Maybe 1000 Years has actually been around for,er, years, locked in a
vault and left to soak in super-strength acid, while Roger McGuinn and
co’s Younger Than Yesterday was played on constant repeat on the
stereo. It does sound quite like Renaissance Fair (see below).
Who knows? Who cares?

Tune in, turn on, drop out, kids.

The new album by The Coral, which is called The Butterfly House, is
out on July 12. Here’s the great title track:

Sea shanties and storm ballads

Richard-hawley

Those of you who are familiar with velvet-voiced crooner
Richard Hawley will know that the sea is a recurring theme in his
work.

Sheffield’s answer to Roy Orbison even recently hosted a Radio 2 show
called The Ocean, which was named after his song of the same name and
looked at the history of seafaring towns in the UK.

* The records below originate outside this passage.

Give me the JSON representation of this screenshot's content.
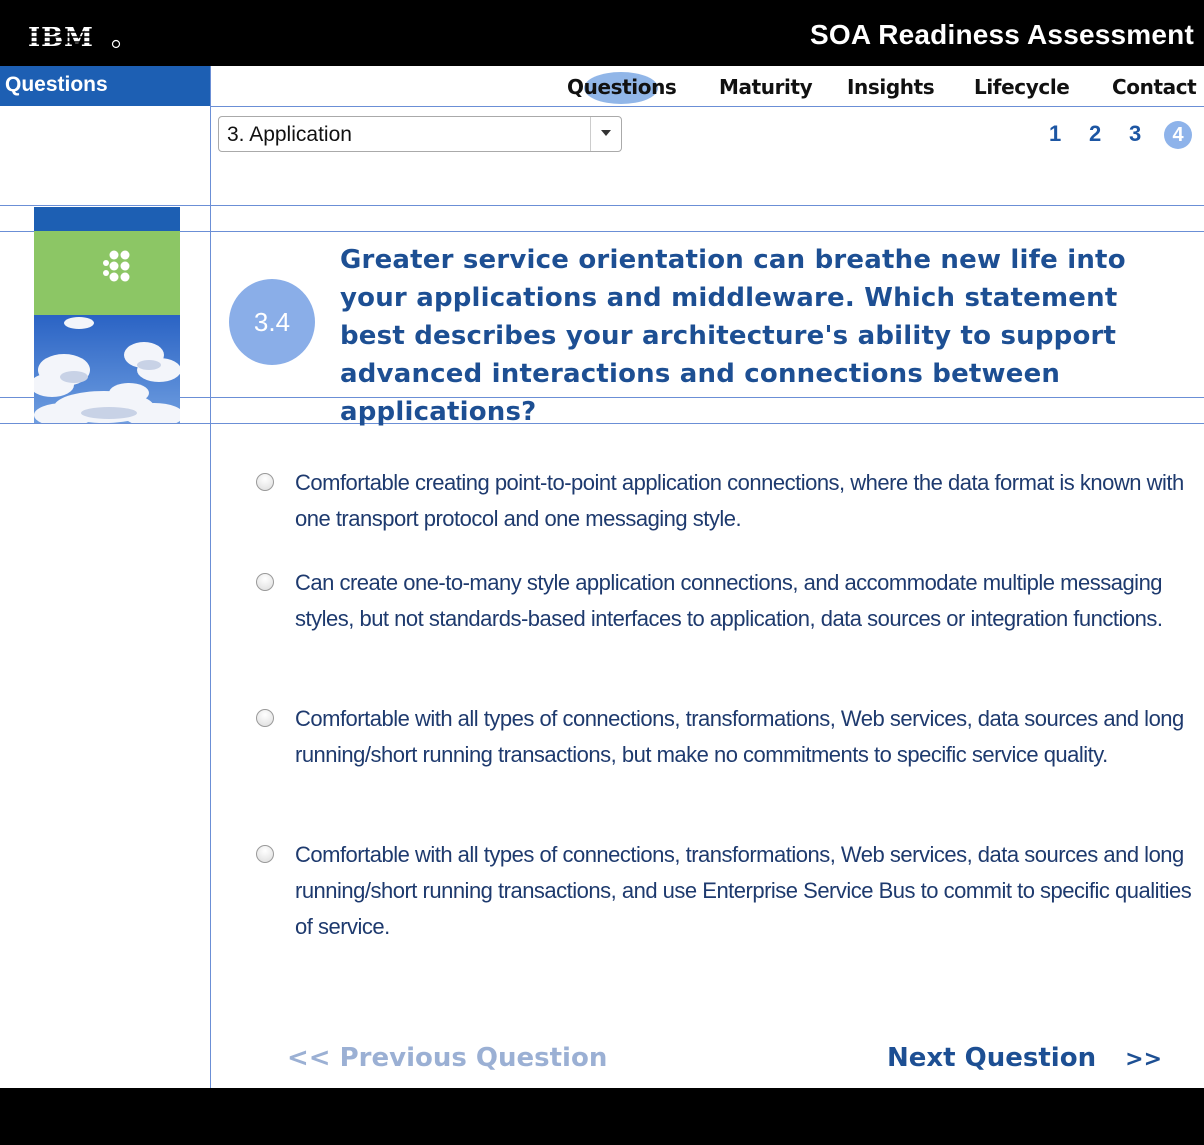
{
  "header": {
    "brand": "IBM",
    "title": "SOA Readiness Assessment"
  },
  "sidebar": {
    "tab_label": "Questions"
  },
  "nav": {
    "items": [
      "Questions",
      "Maturity",
      "Insights",
      "Lifecycle",
      "Contact"
    ],
    "active": "Questions"
  },
  "section_select": {
    "value": "3. Application"
  },
  "pagination": {
    "pages": [
      "1",
      "2",
      "3",
      "4"
    ],
    "current": "4"
  },
  "question": {
    "number": "3.4",
    "text": "Greater service orientation can breathe new life into your applications and middleware. Which statement best describes your architecture's ability to support advanced interactions and connections between applications?"
  },
  "options": [
    "Comfortable creating point-to-point application connections, where the data format is known with one transport protocol and one messaging style.",
    "Can create one-to-many style application connections, and accommodate multiple messaging styles, but not standards-based interfaces to application, data sources or integration functions.",
    "Comfortable with all types of connections, transformations, Web services, data sources and long running/short running transactions, but make no commitments to specific service quality.",
    "Comfortable with all types of connections, transformations, Web services, data sources and long running/short running transactions, and use Enterprise Service Bus to commit to specific qualities of service."
  ],
  "footer_nav": {
    "prev_label": "<< Previous Question",
    "next_label": "Next Question",
    "next_arrow": ">>"
  },
  "colors": {
    "brand_blue": "#1d5fb3",
    "question_blue": "#1d4f93",
    "badge_blue": "#8aaee8",
    "green_tile": "#8cc665"
  }
}
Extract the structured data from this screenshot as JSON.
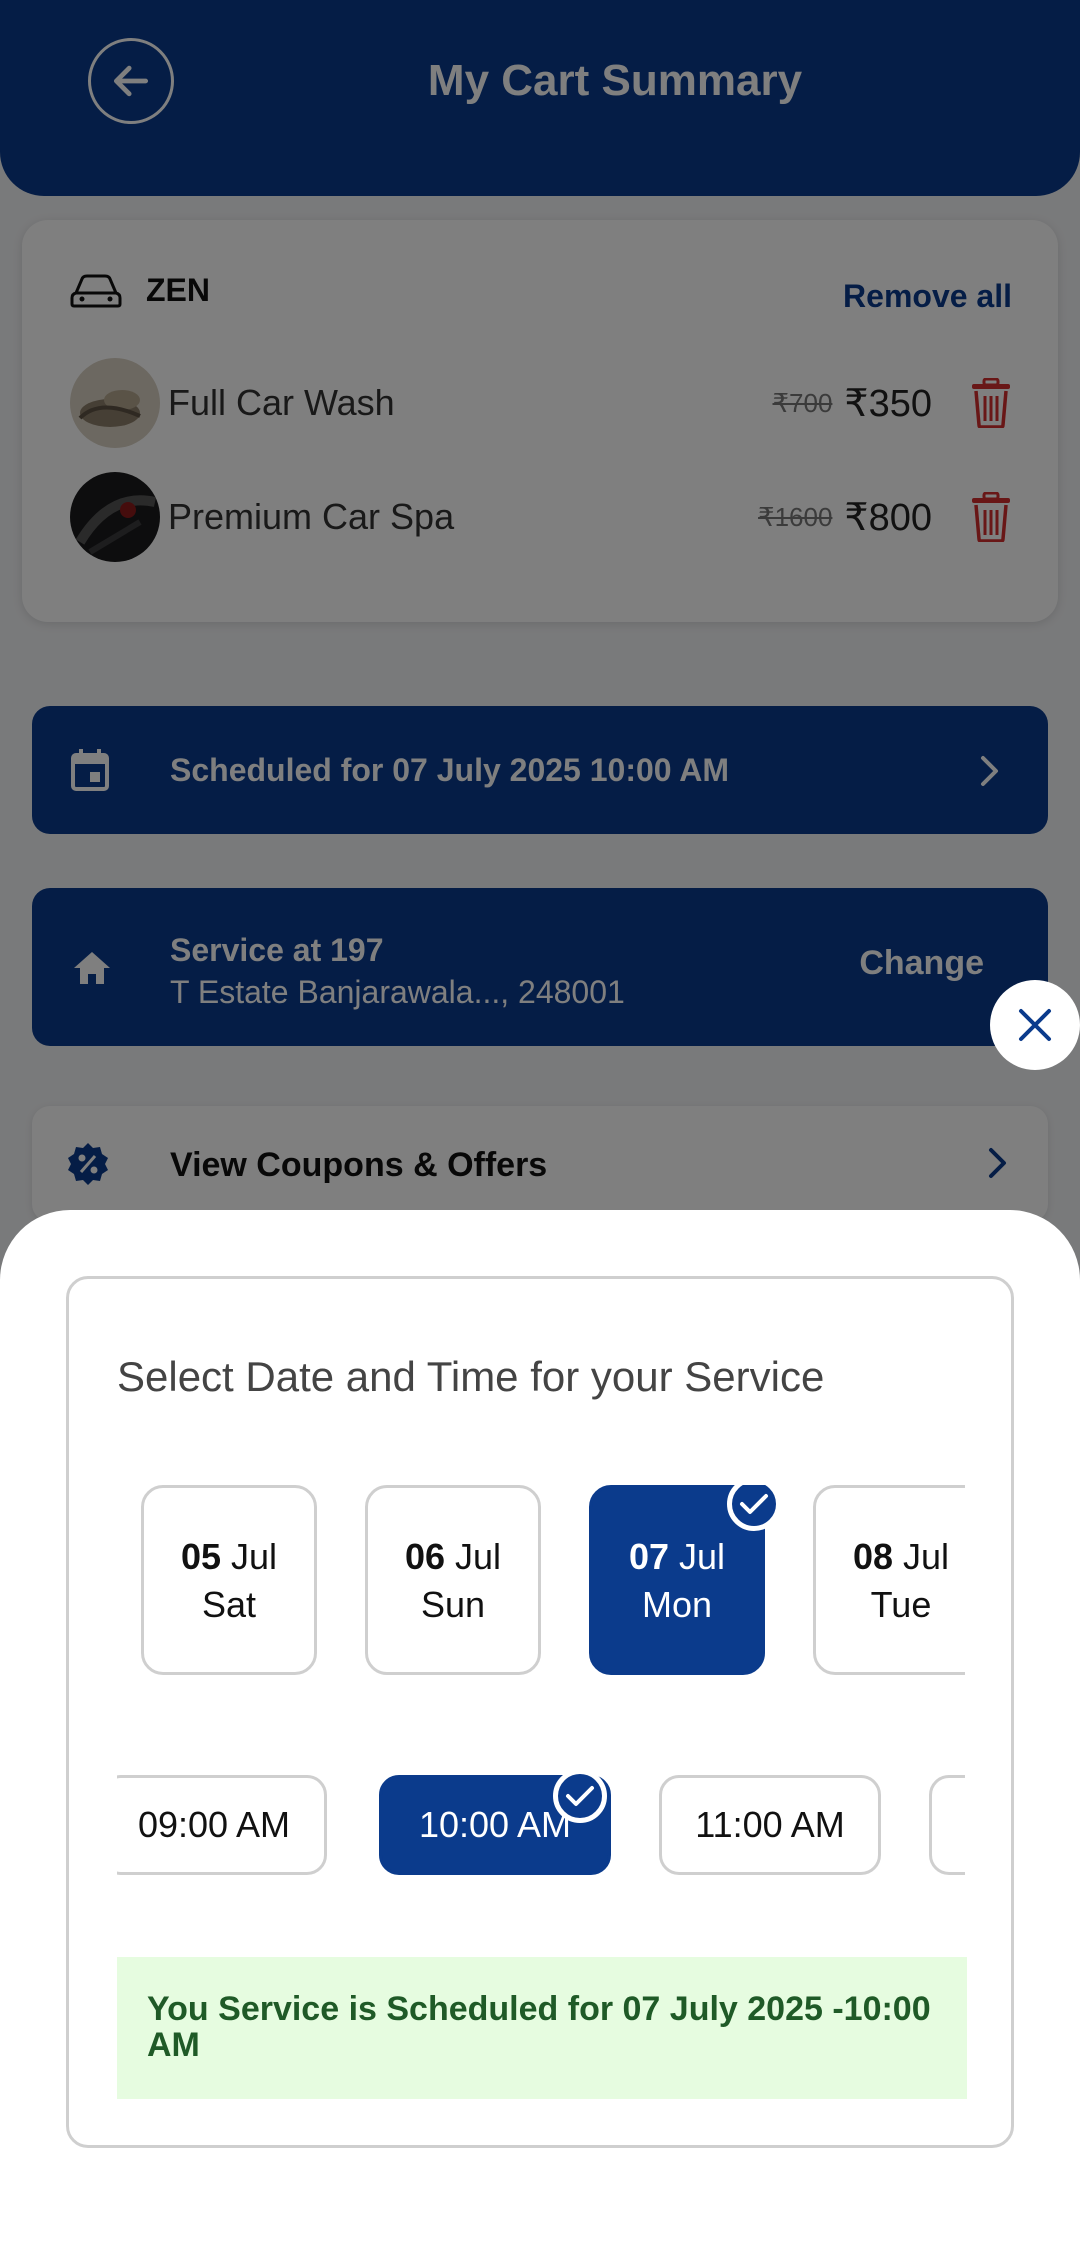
{
  "header": {
    "title": "My Cart Summary"
  },
  "cart": {
    "vehicle": "ZEN",
    "remove_all_label": "Remove all",
    "items": [
      {
        "name": "Full Car Wash",
        "old_price": "₹700",
        "price": "₹350"
      },
      {
        "name": "Premium Car Spa",
        "old_price": "₹1600",
        "price": "₹800"
      }
    ]
  },
  "schedule": {
    "text": "Scheduled for 07 July 2025 10:00 AM"
  },
  "address": {
    "line1": "Service at 197",
    "line2": "T Estate Banjarawala..., 248001",
    "change_label": "Change"
  },
  "coupons": {
    "label": "View Coupons & Offers"
  },
  "picker": {
    "title": "Select Date and Time for your Service",
    "dates": [
      {
        "day": "05",
        "month": "Jul",
        "weekday": "Sat",
        "selected": false
      },
      {
        "day": "06",
        "month": "Jul",
        "weekday": "Sun",
        "selected": false
      },
      {
        "day": "07",
        "month": "Jul",
        "weekday": "Mon",
        "selected": true
      },
      {
        "day": "08",
        "month": "Jul",
        "weekday": "Tue",
        "selected": false
      }
    ],
    "times": [
      {
        "label": "09:00 AM",
        "selected": false
      },
      {
        "label": "10:00 AM",
        "selected": true
      },
      {
        "label": "11:00 AM",
        "selected": false
      }
    ],
    "confirmation": "You Service is Scheduled for 07 July 2025 -10:00 AM"
  },
  "colors": {
    "primary": "#0b3b8c",
    "danger": "#d32f2f",
    "success_bg": "#e6fce0",
    "success_text": "#1f5a27"
  }
}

New from Hawley this month is False Lights From The Land – a limited
edition EP that’s made up of four tracks that are all
inspired by the sea.

Comprising two original Hawley compositions
(Remorse Code and There’s A Storm A Coming) and two cover versions of
sea shanties (The Ellan Vannin Tragedy and Shallow Brown), it’s a
great little record that has drawn me in like, ahem, false lights from
the land.

Remorse Code was featured on Hawley’s last album, the wonderful
Truelove’s Gutter, and at nearly 10 minutes long is a spiralling,
twilight ballad that’s loaded with nautical imagery, but is also about
a friend who has gone off course and sunk to unimaginable depths,
driven by drink and drugs. It’s a beautiful song, laced with gorgeous
twangy guitar and slightly eerie atmospherics.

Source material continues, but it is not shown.